Datenweitergabe an die Polizei: Verfassungsschützer teilen ungern
Der Verfassungsschutz dürfte sich über die Entscheidung des Bundesverfassungsgerichts freuen. Er teilt Informationen ohnehin lieber weniger als mehr.
D ie Entscheidung des Bundesverfassungsgerichts ist keine deutliche Rüge für den Geheimdienst, wie die Linken-Abgeordnete Martina Renner glaubt. Das Karlsruher Gericht hat nicht die Praxis der Verfassungsschutzbehörden kritisiert, sondern den Bundestag als Gesetzgeber. Das Gesetz sehe eine unverhältnismäßig weitgehende Übermittlungspflicht von Verfassungsschutzdaten an die Polizei vor, so der Karlsruher Beschluss. Ob und wie der Verfassungsschutz (VS) diese Übermittlungspflicht umgesetzt hat, war nicht Gegenstand des Verfahrens.

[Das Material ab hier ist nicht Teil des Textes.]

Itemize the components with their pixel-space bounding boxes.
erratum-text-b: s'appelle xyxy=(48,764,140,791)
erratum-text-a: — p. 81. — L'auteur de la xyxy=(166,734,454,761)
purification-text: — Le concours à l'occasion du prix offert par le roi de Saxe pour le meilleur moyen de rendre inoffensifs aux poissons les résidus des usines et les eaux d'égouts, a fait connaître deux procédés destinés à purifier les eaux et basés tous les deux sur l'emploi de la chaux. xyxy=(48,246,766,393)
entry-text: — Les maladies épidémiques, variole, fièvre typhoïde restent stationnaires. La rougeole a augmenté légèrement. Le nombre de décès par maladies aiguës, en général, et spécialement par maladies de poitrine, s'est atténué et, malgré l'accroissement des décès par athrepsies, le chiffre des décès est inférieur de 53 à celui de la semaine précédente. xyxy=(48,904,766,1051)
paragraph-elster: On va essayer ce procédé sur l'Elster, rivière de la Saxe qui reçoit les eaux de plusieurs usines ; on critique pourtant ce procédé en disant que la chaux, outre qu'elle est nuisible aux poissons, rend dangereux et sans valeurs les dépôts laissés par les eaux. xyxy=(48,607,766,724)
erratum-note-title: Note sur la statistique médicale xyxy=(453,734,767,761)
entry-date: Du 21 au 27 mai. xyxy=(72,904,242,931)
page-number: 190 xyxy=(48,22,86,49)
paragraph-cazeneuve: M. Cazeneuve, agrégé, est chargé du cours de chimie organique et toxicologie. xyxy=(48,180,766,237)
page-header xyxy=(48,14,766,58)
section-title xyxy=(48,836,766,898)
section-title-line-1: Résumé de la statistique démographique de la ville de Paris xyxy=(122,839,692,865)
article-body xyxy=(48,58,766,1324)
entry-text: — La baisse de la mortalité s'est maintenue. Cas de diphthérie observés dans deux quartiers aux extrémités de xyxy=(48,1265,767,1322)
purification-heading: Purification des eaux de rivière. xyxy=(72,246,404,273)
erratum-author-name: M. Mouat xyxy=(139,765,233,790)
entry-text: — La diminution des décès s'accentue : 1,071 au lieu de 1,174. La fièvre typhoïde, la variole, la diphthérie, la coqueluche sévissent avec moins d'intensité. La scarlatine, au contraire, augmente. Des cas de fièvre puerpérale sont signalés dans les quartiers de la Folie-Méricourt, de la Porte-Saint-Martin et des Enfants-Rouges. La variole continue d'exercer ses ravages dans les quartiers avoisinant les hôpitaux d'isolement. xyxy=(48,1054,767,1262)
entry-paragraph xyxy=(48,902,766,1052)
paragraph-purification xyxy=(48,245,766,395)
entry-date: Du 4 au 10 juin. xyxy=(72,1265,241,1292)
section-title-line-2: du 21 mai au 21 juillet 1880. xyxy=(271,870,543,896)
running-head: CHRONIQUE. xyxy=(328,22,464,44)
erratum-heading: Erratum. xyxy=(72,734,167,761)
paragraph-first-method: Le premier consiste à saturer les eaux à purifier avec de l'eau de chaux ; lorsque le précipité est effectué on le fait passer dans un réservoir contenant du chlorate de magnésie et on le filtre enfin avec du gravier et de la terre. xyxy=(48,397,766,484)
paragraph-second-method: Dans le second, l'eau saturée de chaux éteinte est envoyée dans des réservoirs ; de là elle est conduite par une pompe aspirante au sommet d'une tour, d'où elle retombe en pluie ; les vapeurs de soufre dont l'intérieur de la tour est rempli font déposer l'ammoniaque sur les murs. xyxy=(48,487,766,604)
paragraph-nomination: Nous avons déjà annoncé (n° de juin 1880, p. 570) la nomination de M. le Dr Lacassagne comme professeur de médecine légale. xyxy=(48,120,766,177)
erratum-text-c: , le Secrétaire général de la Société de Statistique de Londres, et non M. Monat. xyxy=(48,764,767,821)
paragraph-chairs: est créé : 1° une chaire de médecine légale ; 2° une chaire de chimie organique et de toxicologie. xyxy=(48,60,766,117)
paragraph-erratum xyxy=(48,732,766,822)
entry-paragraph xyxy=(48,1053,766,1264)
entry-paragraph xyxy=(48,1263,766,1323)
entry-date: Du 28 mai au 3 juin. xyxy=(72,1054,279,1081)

Karlsruhe hat nun nicht mehr verlangt als die Beachtung des Verhältnismäßigkeitsprinzips. Bei der Übermittlung von heimlich gewonnenen VS-Daten an die Polizei muss eine konkrete Gefahr bestehen oder ein konkreter Verdacht auf eine bereits begangene schwere Staatsschutz-Straftat.
Beim Verfassungsschutz werden die Richter damit wohl offene Türen einrennen. Geheimdienstler teilen ihre Informationen eh nicht gerne und verstecken sich dabei nur zu bereitwillig hinter dem Datenschutz und verfassungsgerichtlichen Vorgaben.

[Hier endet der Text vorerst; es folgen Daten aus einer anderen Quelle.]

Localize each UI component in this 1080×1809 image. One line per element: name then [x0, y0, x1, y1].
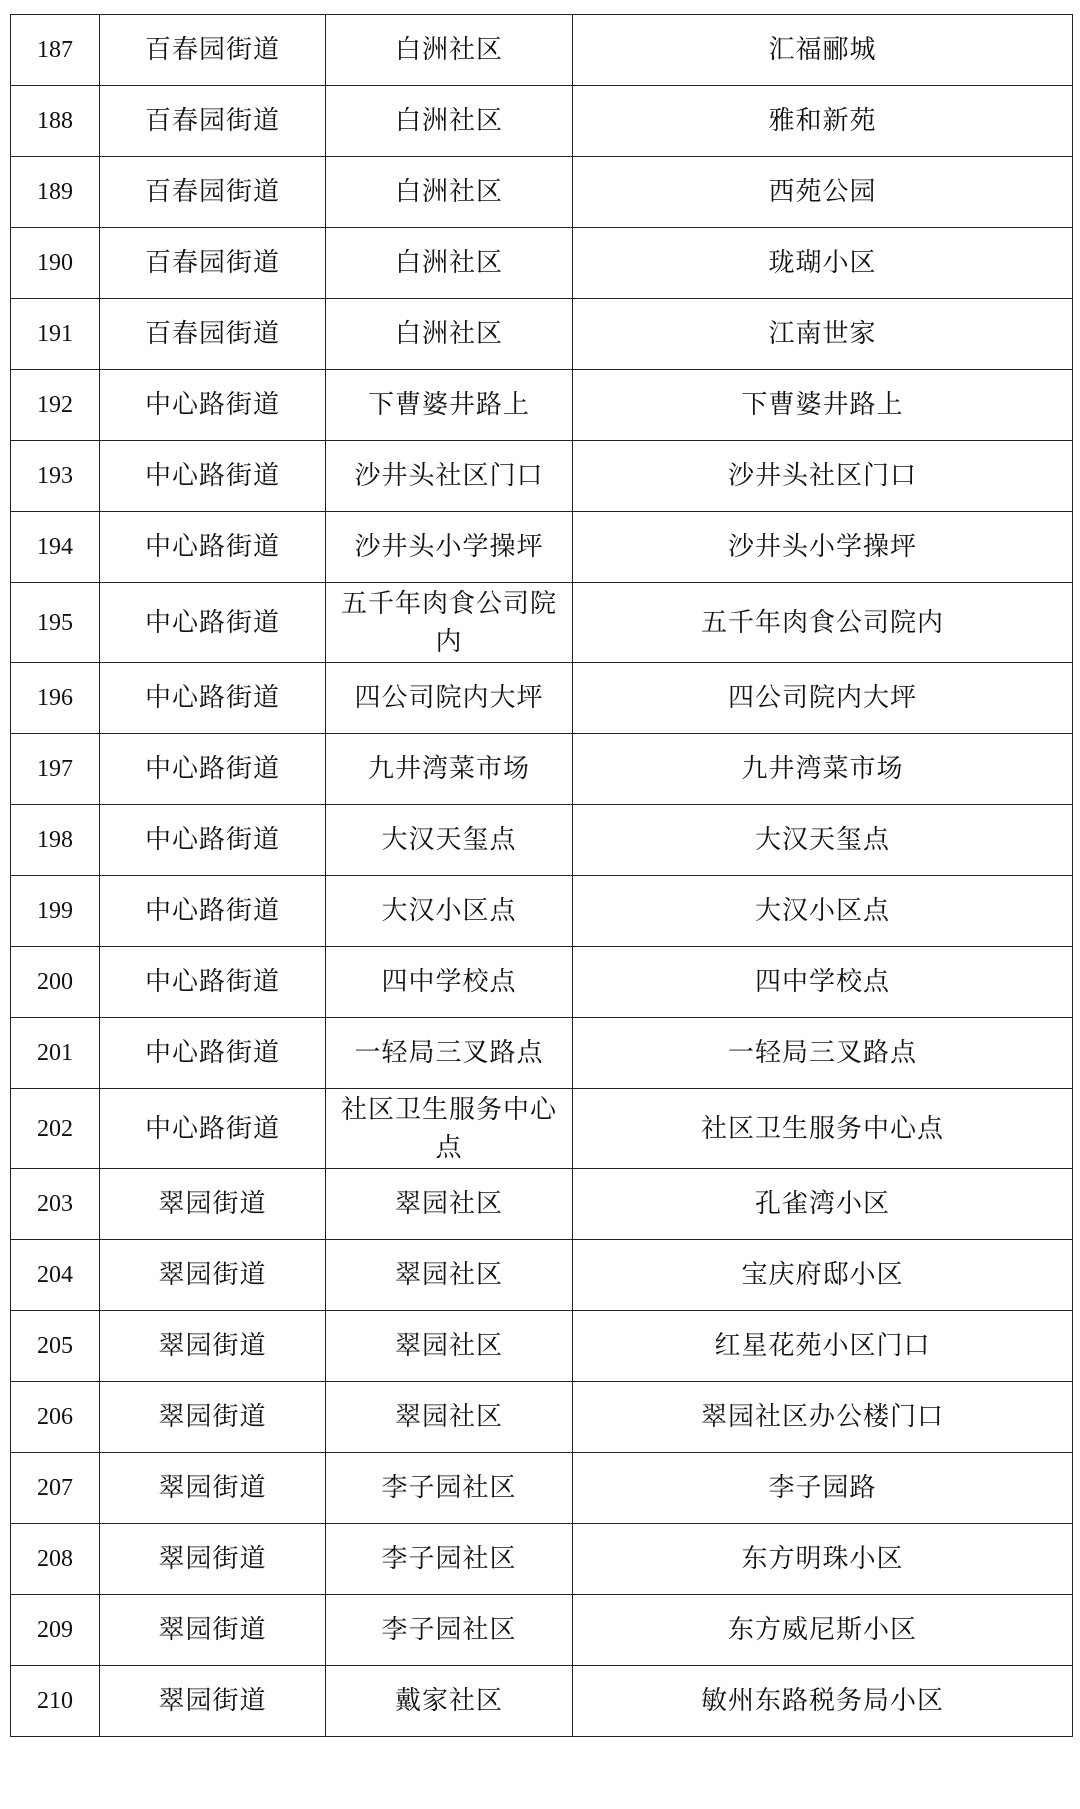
row-number-cell: 190 — [11, 228, 100, 299]
row-number-cell: 206 — [11, 1382, 100, 1453]
community-cell: 戴家社区 — [326, 1666, 573, 1737]
table-row — [11, 1453, 1073, 1524]
row-number-cell: 209 — [11, 1595, 100, 1666]
community-cell: 大汉小区点 — [326, 876, 573, 947]
community-cell: 一轻局三叉路点 — [326, 1018, 573, 1089]
row-number-cell: 204 — [11, 1240, 100, 1311]
site-cell: 江南世家 — [573, 299, 1073, 370]
row-number-cell: 194 — [11, 512, 100, 583]
site-cell: 沙井头小学操坪 — [573, 512, 1073, 583]
community-cell: 白洲社区 — [326, 299, 573, 370]
street-cell: 翠园街道 — [100, 1169, 326, 1240]
street-cell: 百春园街道 — [100, 228, 326, 299]
row-number-cell: 198 — [11, 805, 100, 876]
table-row — [11, 157, 1073, 228]
table-row — [11, 583, 1073, 663]
site-cell: 一轻局三叉路点 — [573, 1018, 1073, 1089]
site-cell: 雅和新苑 — [573, 86, 1073, 157]
site-cell: 沙井头社区门口 — [573, 441, 1073, 512]
row-number-cell: 203 — [11, 1169, 100, 1240]
row-number-cell: 187 — [11, 15, 100, 86]
row-number-cell: 189 — [11, 157, 100, 228]
community-cell: 翠园社区 — [326, 1169, 573, 1240]
row-number-cell: 193 — [11, 441, 100, 512]
street-cell: 翠园街道 — [100, 1240, 326, 1311]
street-cell: 中心路街道 — [100, 947, 326, 1018]
community-cell: 社区卫生服务中心点 — [326, 1089, 573, 1169]
table-row — [11, 1524, 1073, 1595]
table-row — [11, 228, 1073, 299]
community-cell: 白洲社区 — [326, 157, 573, 228]
row-number-cell: 195 — [11, 583, 100, 663]
site-cell: 孔雀湾小区 — [573, 1169, 1073, 1240]
street-cell: 百春园街道 — [100, 157, 326, 228]
site-cell: 四中学校点 — [573, 947, 1073, 1018]
table-row — [11, 512, 1073, 583]
community-cell: 白洲社区 — [326, 15, 573, 86]
table-row — [11, 1595, 1073, 1666]
community-cell: 九井湾菜市场 — [326, 734, 573, 805]
table-row — [11, 1311, 1073, 1382]
row-number-cell: 199 — [11, 876, 100, 947]
street-cell: 翠园街道 — [100, 1382, 326, 1453]
street-cell: 中心路街道 — [100, 583, 326, 663]
street-cell: 中心路街道 — [100, 512, 326, 583]
row-number-cell: 196 — [11, 663, 100, 734]
site-cell: 五千年肉食公司院内 — [573, 583, 1073, 663]
community-cell: 下曹婆井路上 — [326, 370, 573, 441]
table-row — [11, 1018, 1073, 1089]
row-number-cell: 202 — [11, 1089, 100, 1169]
table-row — [11, 947, 1073, 1018]
row-number-cell: 201 — [11, 1018, 100, 1089]
table-row — [11, 441, 1073, 512]
community-cell: 翠园社区 — [326, 1311, 573, 1382]
street-cell: 翠园街道 — [100, 1453, 326, 1524]
table-row — [11, 299, 1073, 370]
community-cell: 沙井头社区门口 — [326, 441, 573, 512]
community-cell: 四中学校点 — [326, 947, 573, 1018]
site-cell: 翠园社区办公楼门口 — [573, 1382, 1073, 1453]
site-cell: 敏州东路税务局小区 — [573, 1666, 1073, 1737]
site-cell: 社区卫生服务中心点 — [573, 1089, 1073, 1169]
site-table-body — [11, 15, 1073, 1737]
row-number-cell: 200 — [11, 947, 100, 1018]
street-cell: 中心路街道 — [100, 876, 326, 947]
table-row — [11, 1169, 1073, 1240]
community-cell: 李子园社区 — [326, 1453, 573, 1524]
street-cell: 中心路街道 — [100, 734, 326, 805]
site-table — [10, 14, 1073, 1737]
street-cell: 百春园街道 — [100, 86, 326, 157]
table-row — [11, 370, 1073, 441]
site-cell: 宝庆府邸小区 — [573, 1240, 1073, 1311]
site-cell: 四公司院内大坪 — [573, 663, 1073, 734]
site-cell: 大汉天玺点 — [573, 805, 1073, 876]
table-row — [11, 876, 1073, 947]
row-number-cell: 197 — [11, 734, 100, 805]
row-number-cell: 207 — [11, 1453, 100, 1524]
community-cell: 四公司院内大坪 — [326, 663, 573, 734]
community-cell: 白洲社区 — [326, 228, 573, 299]
row-number-cell: 191 — [11, 299, 100, 370]
community-cell: 翠园社区 — [326, 1240, 573, 1311]
row-number-cell: 210 — [11, 1666, 100, 1737]
street-cell: 百春园街道 — [100, 299, 326, 370]
row-number-cell: 188 — [11, 86, 100, 157]
street-cell: 翠园街道 — [100, 1666, 326, 1737]
street-cell: 百春园街道 — [100, 15, 326, 86]
table-row — [11, 15, 1073, 86]
street-cell: 中心路街道 — [100, 441, 326, 512]
community-cell: 白洲社区 — [326, 86, 573, 157]
street-cell: 中心路街道 — [100, 1018, 326, 1089]
row-number-cell: 205 — [11, 1311, 100, 1382]
community-cell: 五千年肉食公司院内 — [326, 583, 573, 663]
table-row — [11, 1089, 1073, 1169]
site-cell: 红星花苑小区门口 — [573, 1311, 1073, 1382]
community-cell: 李子园社区 — [326, 1595, 573, 1666]
street-cell: 翠园街道 — [100, 1524, 326, 1595]
table-row — [11, 663, 1073, 734]
site-cell: 西苑公园 — [573, 157, 1073, 228]
site-cell: 汇福郦城 — [573, 15, 1073, 86]
street-cell: 中心路街道 — [100, 663, 326, 734]
community-cell: 沙井头小学操坪 — [326, 512, 573, 583]
table-row — [11, 805, 1073, 876]
street-cell: 中心路街道 — [100, 1089, 326, 1169]
community-cell: 大汉天玺点 — [326, 805, 573, 876]
site-cell: 下曹婆井路上 — [573, 370, 1073, 441]
street-cell: 中心路街道 — [100, 370, 326, 441]
row-number-cell: 208 — [11, 1524, 100, 1595]
row-number-cell: 192 — [11, 370, 100, 441]
community-cell: 翠园社区 — [326, 1382, 573, 1453]
site-cell: 珑瑚小区 — [573, 228, 1073, 299]
community-cell: 李子园社区 — [326, 1524, 573, 1595]
street-cell: 中心路街道 — [100, 805, 326, 876]
site-cell: 东方威尼斯小区 — [573, 1595, 1073, 1666]
table-row — [11, 734, 1073, 805]
table-row — [11, 1240, 1073, 1311]
table-row — [11, 1382, 1073, 1453]
site-cell: 大汉小区点 — [573, 876, 1073, 947]
street-cell: 翠园街道 — [100, 1595, 326, 1666]
site-cell: 九井湾菜市场 — [573, 734, 1073, 805]
street-cell: 翠园街道 — [100, 1311, 326, 1382]
site-cell: 东方明珠小区 — [573, 1524, 1073, 1595]
table-row — [11, 1666, 1073, 1737]
site-cell: 李子园路 — [573, 1453, 1073, 1524]
table-row — [11, 86, 1073, 157]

So war auch das Versagen der Sicherheitsbehörden gegen den NSU-Terror kein Ausdruck heimlicher Kumpanei mit den Nazis, sondern eher Folge von mangelhafter Auswertung und Weitergabe vorhandener Erkenntnisse. Oft war der Schutz der Vertraulichkeit von Spitzeln wichtiger als die Nutzung der gelieferten Informationen.
Dies zeigt: Der Datenaustausch zwischen Verfassungsschutz und Polizei ist im Prinzip nichts Anrüchiges. Wer für die organisatorische Trennung von Polizei und Geheimdienst ist, muss auch sicherstellen, dass Informationen fließen können. Im Interesse der potenziellen Terroropfer muss die Zusammenarbeit zwischen Sicherheitsorganen sogar eher noch verbessert als erschwert werden.

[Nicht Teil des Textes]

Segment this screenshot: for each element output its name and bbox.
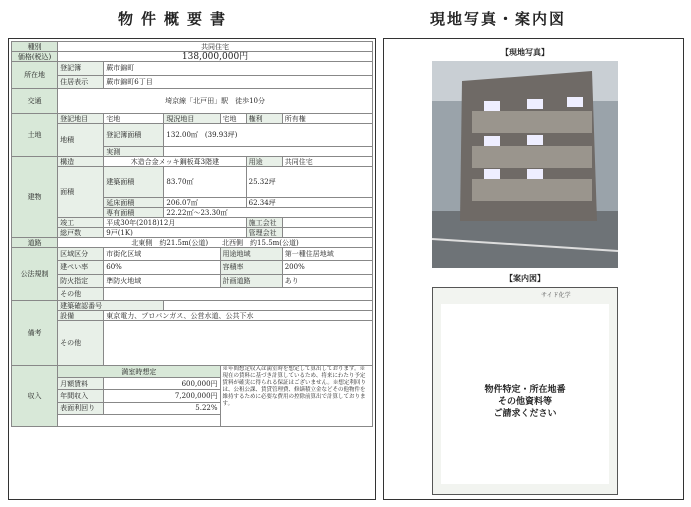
cell-label: 道路 bbox=[12, 238, 58, 248]
cell-label: 区域区分 bbox=[58, 248, 104, 261]
cell-value: 平成30年(2018)12月 bbox=[104, 218, 246, 228]
cell-label: 防火指定 bbox=[58, 274, 104, 287]
cell-value: 宅地 bbox=[104, 114, 164, 124]
cell-value: 9戸(1K) bbox=[104, 228, 246, 238]
cell-label: 計画道路 bbox=[220, 274, 282, 287]
cell-value: 60% bbox=[104, 261, 220, 274]
income-note: ※年間想定収入は満室時を想定して算出しております。※現在の賃料に基づき計算しているため、将来にわたり予定賃料が確実に得られる保証はございません。※想定利回りは、公租公課、賃貸管理費、修繕積立金などその他物件を維持するために必要な費用の控除前算出で計算しております。 bbox=[220, 366, 372, 427]
cell-label: 延床面積 bbox=[104, 198, 164, 208]
photo-caption: 【現地写真】 bbox=[501, 47, 549, 57]
cell-value: 北東側 約21.5m(公道) 北西側 約15.5m(公道) bbox=[58, 238, 373, 248]
cell-value: 22.22㎡～23.30㎡ bbox=[164, 208, 373, 218]
cell-label: 総戸数 bbox=[58, 228, 104, 238]
cell-label: その他 bbox=[58, 321, 104, 366]
cell-value: 埼京線「北戸田」駅 徒歩10分 bbox=[58, 89, 373, 114]
guide-map bbox=[432, 287, 618, 495]
cell-label: 年間収入 bbox=[58, 390, 104, 402]
cell-label: 管理会社 bbox=[246, 228, 282, 238]
cell-label: 専有面積 bbox=[104, 208, 164, 218]
cell-value: 5.22% bbox=[104, 402, 220, 414]
cell-label: その他 bbox=[58, 287, 104, 300]
map-corner-label: サイド化学 bbox=[541, 292, 571, 299]
photo-map-panel bbox=[383, 38, 684, 500]
cell-value: 東京電力、プロパンガス、公営水道、公共下水 bbox=[104, 311, 373, 321]
cell-label: 登記簿 bbox=[58, 62, 104, 76]
map-text-line: その他資料等 bbox=[497, 397, 552, 407]
cell-label: 実測 bbox=[104, 147, 164, 157]
cell-value: 準防火地域 bbox=[104, 274, 220, 287]
cell-label: 公法規制 bbox=[12, 248, 58, 301]
cell-value: 蕨市錦町6丁目 bbox=[104, 75, 373, 89]
cell-value: 7,200,000円 bbox=[104, 390, 220, 402]
cell-value: 第一種住居地域 bbox=[282, 248, 372, 261]
cell-label: 表面利回り bbox=[58, 402, 104, 414]
map-request-text bbox=[441, 384, 609, 420]
summary-table bbox=[11, 41, 373, 427]
cell-value: 600,000円 bbox=[104, 378, 220, 390]
cell-value: 所有権 bbox=[282, 114, 372, 124]
cell-value: 206.07㎡ bbox=[164, 198, 246, 208]
cell-label: 建築確認番号 bbox=[58, 301, 164, 311]
cell-label: 所在地 bbox=[12, 62, 58, 89]
cell-label: 竣工 bbox=[58, 218, 104, 228]
cell-label: 構造 bbox=[58, 157, 104, 167]
map-caption: 【案内図】 bbox=[505, 273, 545, 283]
building-photo bbox=[432, 61, 618, 268]
cell-label: 容積率 bbox=[220, 261, 282, 274]
cell-value: 200% bbox=[282, 261, 372, 274]
cell-value: 共同住宅 bbox=[282, 157, 372, 167]
cell-label: 登記地目 bbox=[58, 114, 104, 124]
price-value: 138,000,000円 bbox=[58, 52, 373, 62]
cell-value: 共同住宅 bbox=[58, 42, 373, 52]
left-title: 物件概要書 bbox=[118, 10, 234, 28]
right-title: 現地写真・案内図 bbox=[430, 10, 567, 28]
cell-label: 建築面積 bbox=[104, 167, 164, 198]
building-photo-drawing bbox=[432, 61, 618, 268]
cell-label: 登記簿面積 bbox=[104, 124, 164, 147]
cell-label: 交通 bbox=[12, 89, 58, 114]
cell-label: 設備 bbox=[58, 311, 104, 321]
cell-label: 権利 bbox=[246, 114, 282, 124]
cell-value: 蕨市錦町 bbox=[104, 62, 373, 76]
cell-value: 25.32坪 bbox=[246, 167, 372, 198]
cell-label: 施工会社 bbox=[246, 218, 282, 228]
cell-label: 種別 bbox=[12, 42, 58, 52]
cell-label: 地積 bbox=[58, 124, 104, 157]
cell-label: 土地 bbox=[12, 114, 58, 157]
cell-value: 62.34坪 bbox=[246, 198, 372, 208]
cell-label: 住居表示 bbox=[58, 75, 104, 89]
cell-value: 宅地 bbox=[220, 114, 246, 124]
cell-value: 市街化区域 bbox=[104, 248, 220, 261]
cell-label: 面積 bbox=[58, 167, 104, 218]
map-text-line: ご請求ください bbox=[493, 409, 557, 419]
map-mask bbox=[441, 304, 609, 484]
cell-label: 現況地目 bbox=[164, 114, 220, 124]
cell-value: 木造合金メッキ鋼板葺3階建 bbox=[104, 157, 246, 167]
cell-label: 月額賃料 bbox=[58, 378, 104, 390]
cell-value: 132.00㎡ (39.93坪) bbox=[164, 124, 373, 147]
cell-label: 用途 bbox=[246, 157, 282, 167]
cell-label: 満室時想定 bbox=[58, 366, 220, 378]
cell-label: 収入 bbox=[12, 366, 58, 427]
cell-value: あり bbox=[282, 274, 372, 287]
property-summary-sheet bbox=[8, 38, 376, 500]
cell-label: 建ぺい率 bbox=[58, 261, 104, 274]
cell-label: 価格(税込) bbox=[12, 52, 58, 62]
map-text-line: 物件特定・所在地番 bbox=[484, 385, 566, 395]
cell-label: 用途地域 bbox=[220, 248, 282, 261]
cell-value: 83.70㎡ bbox=[164, 167, 246, 198]
cell-label: 建物 bbox=[12, 157, 58, 238]
cell-label: 備考 bbox=[12, 301, 58, 366]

Dass die bisherige Praxis nicht unbedingt exzessiv ist, zeigte auch der Fall des Klägers im Karlsruher Verfahren. Entgegen seiner Vermutung war der ehemalige NSU-Helfer Carsten S. gar nicht in der 2012 eingerichteten Rechtsextremismusdatei gespeichert – weil er schon 2001 aus der Szene ausgestiegen war.